In his Dec. 19 letter to the FAA, Smith states the daily flights cause "unnecessary fear" and disturbances to residents near Woodrow Wilson Elementary School on 56th Street and Marist High School on John F. Kennedy Boulevard.
"We've had a number of sightings and complaints from residents about low-flying and loud aircraft," city spokesman Joe Ryan said.
The mayor's letter doesn't specify the destination of the low-flying helicopters since there are a number of helipads in the area, Ryan said, but one of the heliports nearby is HHI Heliport in South Kearny.
Favia said he thinks the helicopters are flying alongside the NJ Turnpike, which runs behind 56th Street. Smith's letter said his staff has witnessed helicopters flying only 100 feet over the Turnpike and that it can be "startling to people using the Turnpike bridge."
Mary Kay Tokar, also a 56th Street resident said she assumes the helicopters are coming from Newark Liberty International Airport and heading into New York.
Tokar said she's noticed an increase in the number of helicopters over the past two years, and said her husband had counted at least 30 passing by one day.
"It's very disturbing when you're trying to use the backyard," Tokar said, "It's worse in the summer."
She also said that the helicopters seem to fly directly over Woodrow Wilson Elementary, adding "it must be hard trying to teach with the noise."
Jersey City Councilman Michael Sottolano, who represents Greenville and other neighborhoods in the southern part of the city, said he and the Mayor's Office tangled with this issued about a year ago.
"We contacted the FAA ... it didn't go anywhere," Sottolano said today. "We were told they fly low because of the flight pattern out of Newark Airport. It is annoying as heck."
Even though some residents "could almost wave to the pilot," Sottolano said city officials were told the helicopters were flying at federally-authorized altitudes.
According to the FAA's website, the minimum flight altitude for aircraft is 1,000 feet above the tallest obstacle over congested areas of a town, city or settlement. In non-congested areas the minimum altitude is 500 feet.
However, helicopters can fly at less than the minimums if the "operation is conducted without hazard to persons or property on the surface."
FAA guidelines state helicopters can operate below minimum altitudes because of "its unique operating characteristics, the most important of which is ability to execute "pinpoint emergency landings during power failure."
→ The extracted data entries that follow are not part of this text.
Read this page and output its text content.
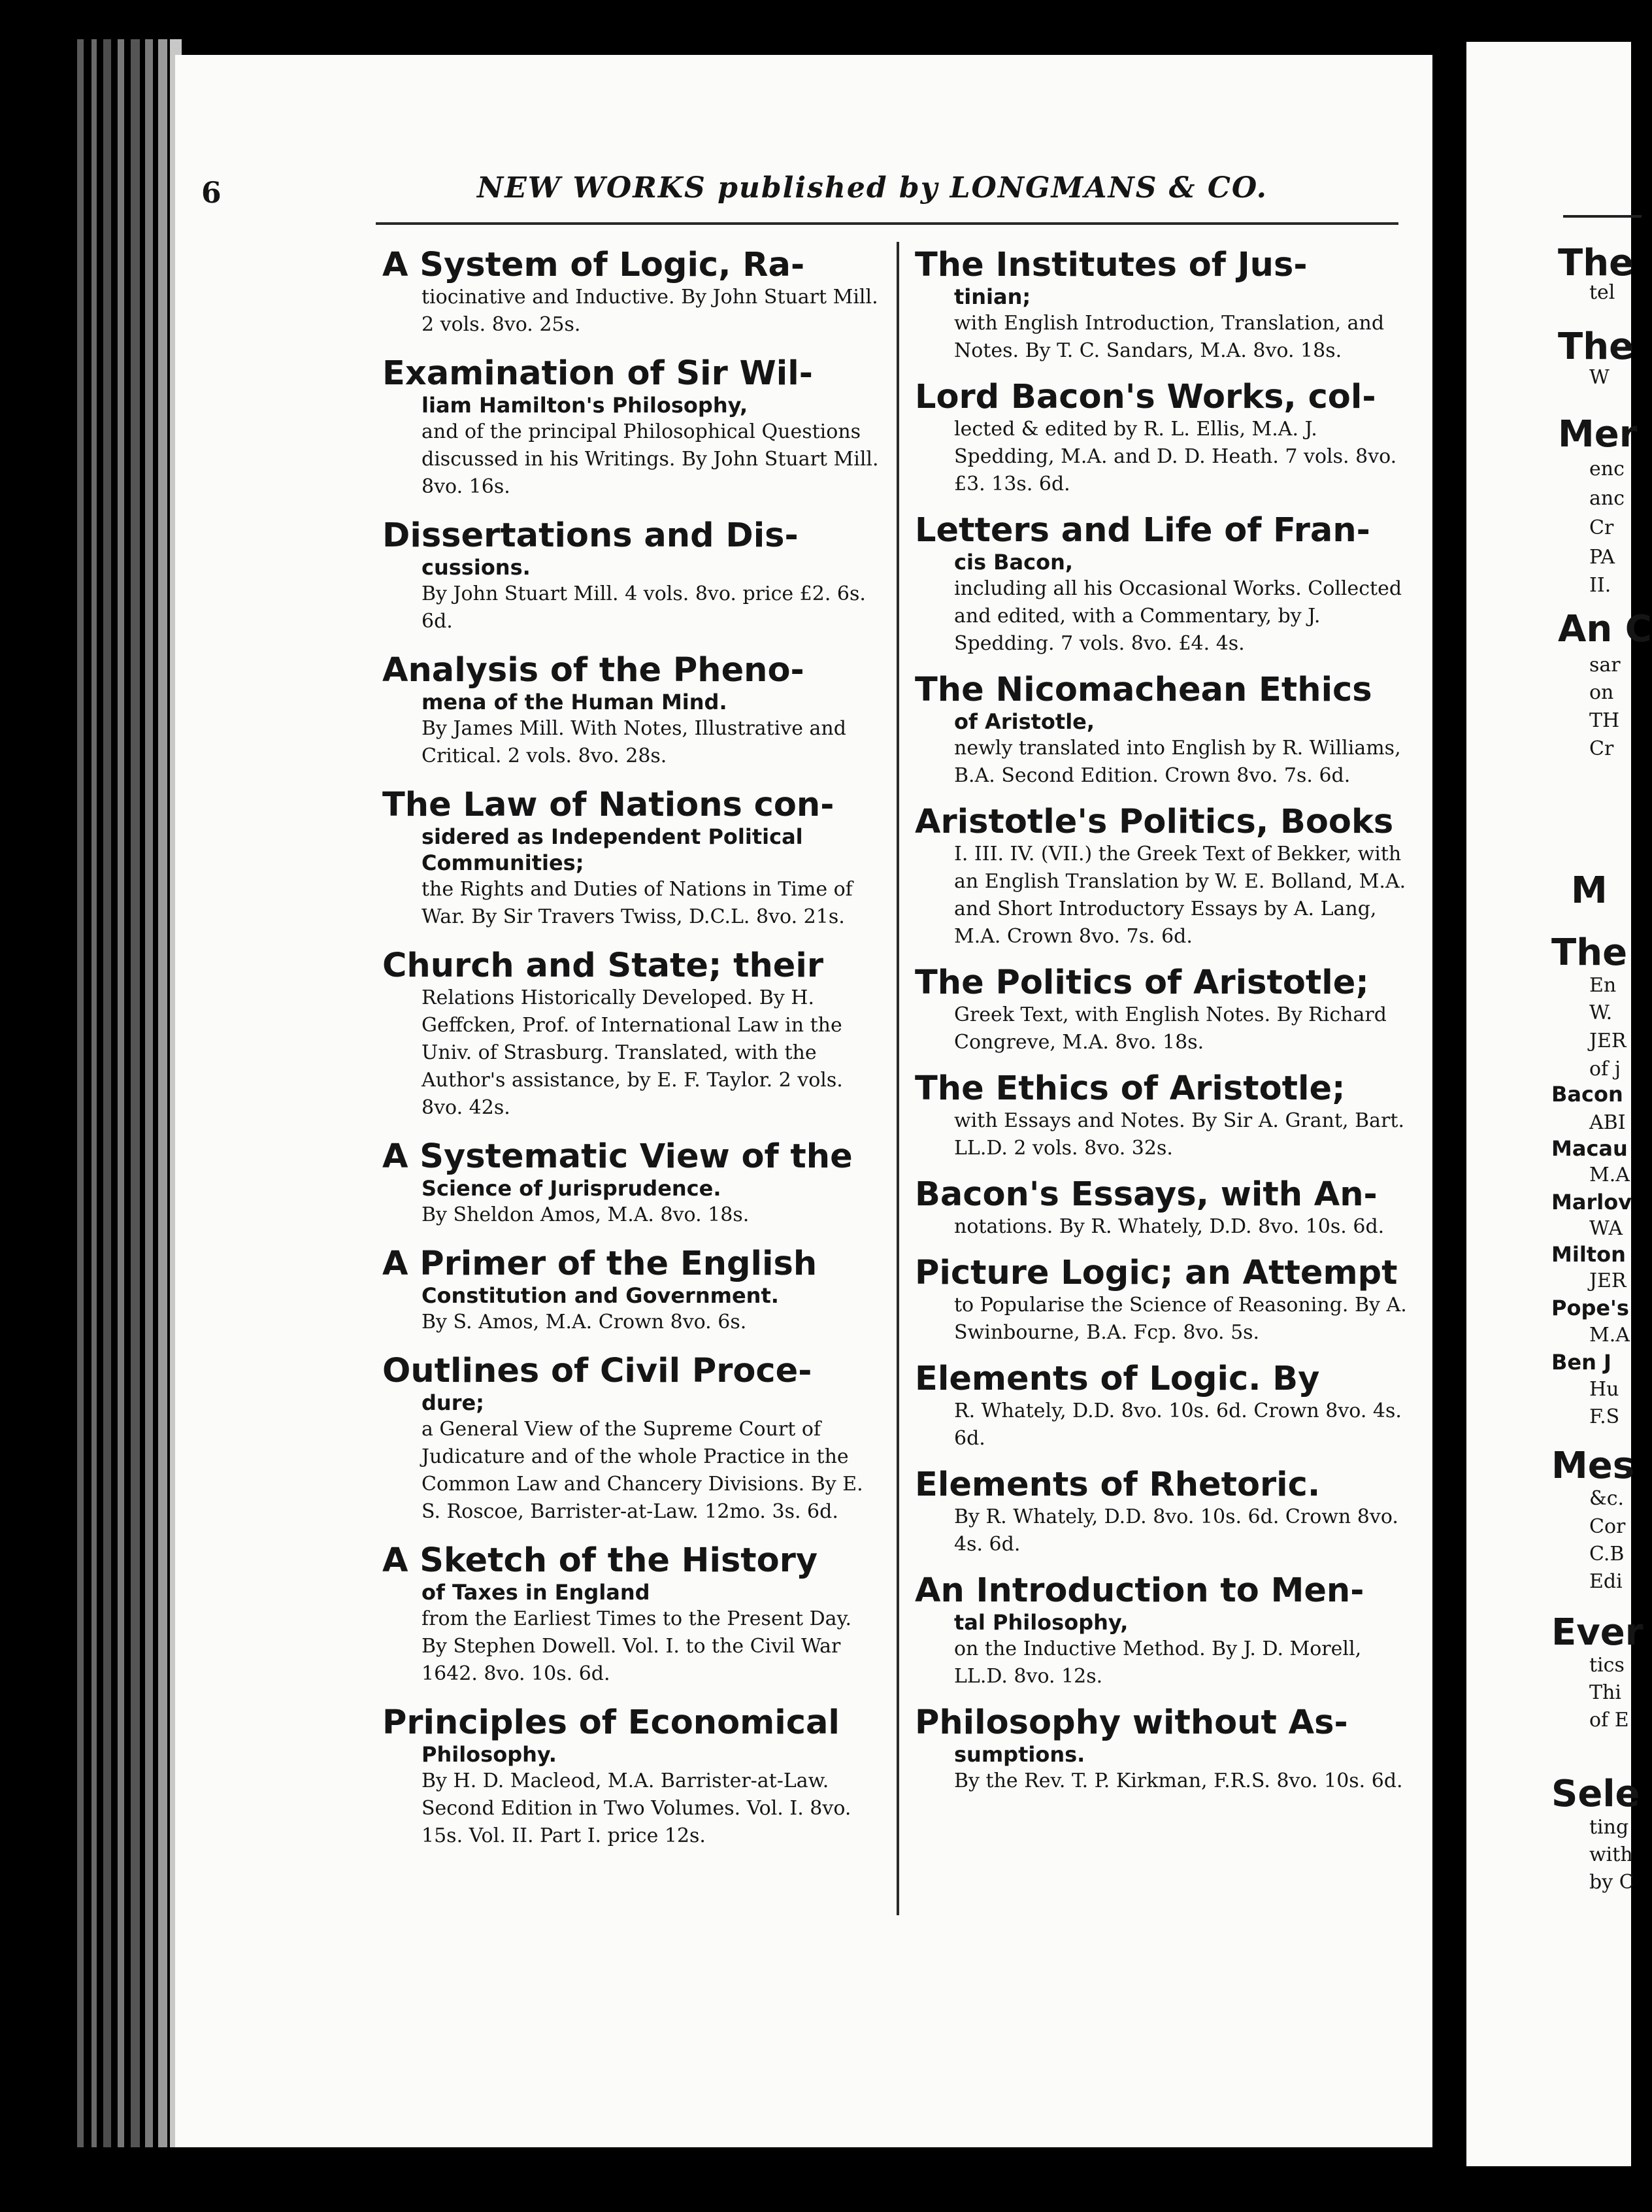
The
tel
The
W
Mer
enc
anc
Cr
PA
II.
An C
sar
on
TH
Cr
M
The
En
W.
JER
of j
Bacon
ABI
Macau
M.A
Marlov
WA
Milton
JER
Pope's
M.A
Ben J
Hu
F.S
Mes
&c.
Cor
C.B
Edi
Ever
tics
Thi
of E
Sele
ting
with
by C
6	NEW WORKS published by LONGMANS & CO.
A System of Logic, Ra-
tiocinative and Inductive. By John Stuart Mill. 2 vols. 8vo. 25s.
Examination of Sir Wil-
liam Hamilton's Philosophy,
and of the principal Philosophical Questions discussed in his Writings. By John Stuart Mill. 8vo. 16s.
Dissertations and Dis-
cussions.
By John Stuart Mill. 4 vols. 8vo. price £2. 6s. 6d.
Analysis of the Pheno-
mena of the Human Mind.
By James Mill. With Notes, Illustrative and Critical. 2 vols. 8vo. 28s.
The Law of Nations con-
sidered as Independent Political Communities;
the Rights and Duties of Nations in Time of War. By Sir Travers Twiss, D.C.L. 8vo. 21s.
Church and State; their
Relations Historically Developed. By H. Geffcken, Prof. of International Law in the Univ. of Strasburg. Translated, with the Author's assistance, by E. F. Taylor. 2 vols. 8vo. 42s.
A Systematic View of the
Science of Jurisprudence.
By Sheldon Amos, M.A. 8vo. 18s.
A Primer of the English
Constitution and Government.
By S. Amos, M.A. Crown 8vo. 6s.
Outlines of Civil Proce-
dure;
a General View of the Supreme Court of Judicature and of the whole Practice in the Common Law and Chancery Divisions. By E. S. Roscoe, Barrister-at-Law. 12mo. 3s. 6d.
A Sketch of the History
of Taxes in England
from the Earliest Times to the Present Day. By Stephen Dowell. Vol. I. to the Civil War 1642. 8vo. 10s. 6d.
Principles of Economical
Philosophy.
By H. D. Macleod, M.A. Barrister-at-Law. Second Edition in Two Volumes. Vol. I. 8vo. 15s. Vol. II. Part I. price 12s.
The Institutes of Jus-
tinian;
with English Introduction, Translation, and Notes. By T. C. Sandars, M.A. 8vo. 18s.
Lord Bacon's Works, col-
lected & edited by R. L. Ellis, M.A. J. Spedding, M.A. and D. D. Heath. 7 vols. 8vo. £3. 13s. 6d.
Letters and Life of Fran-
cis Bacon,
including all his Occasional Works. Collected and edited, with a Commentary, by J. Spedding. 7 vols. 8vo. £4. 4s.
The Nicomachean Ethics
of Aristotle,
newly translated into English by R. Williams, B.A. Second Edition. Crown 8vo. 7s. 6d.
Aristotle's Politics, Books
I. III. IV. (VII.) the Greek Text of Bekker, with an English Translation by W. E. Bolland, M.A. and Short Introductory Essays by A. Lang, M.A. Crown 8vo. 7s. 6d.
The Politics of Aristotle;
Greek Text, with English Notes. By Richard Congreve, M.A. 8vo. 18s.
The Ethics of Aristotle;
with Essays and Notes. By Sir A. Grant, Bart. LL.D. 2 vols. 8vo. 32s.
Bacon's Essays, with An-
notations. By R. Whately, D.D. 8vo. 10s. 6d.
Picture Logic; an Attempt
to Popularise the Science of Reasoning. By A. Swinbourne, B.A. Fcp. 8vo. 5s.
Elements of Logic. By
R. Whately, D.D. 8vo. 10s. 6d. Crown 8vo. 4s. 6d.
Elements of Rhetoric.
By R. Whately, D.D. 8vo. 10s. 6d. Crown 8vo. 4s. 6d.
An Introduction to Men-
tal Philosophy,
on the Inductive Method. By J. D. Morell, LL.D. 8vo. 12s.
Philosophy without As-
sumptions.
By the Rev. T. P. Kirkman, F.R.S. 8vo. 10s. 6d.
Calls to the FAA and the nearby HHI Heliport in Kearny were not returned.
Smith's letter requests the FAA to conduct an investigation and to advise him of any actions they will take. The FAA has not yet responded, Ryan said last week.
Sottolano said the problem with this issue is that after a while people get used to the annoyance.
"We are a very resilient group of people," he said. "We seem to be able to adapt and accept most things."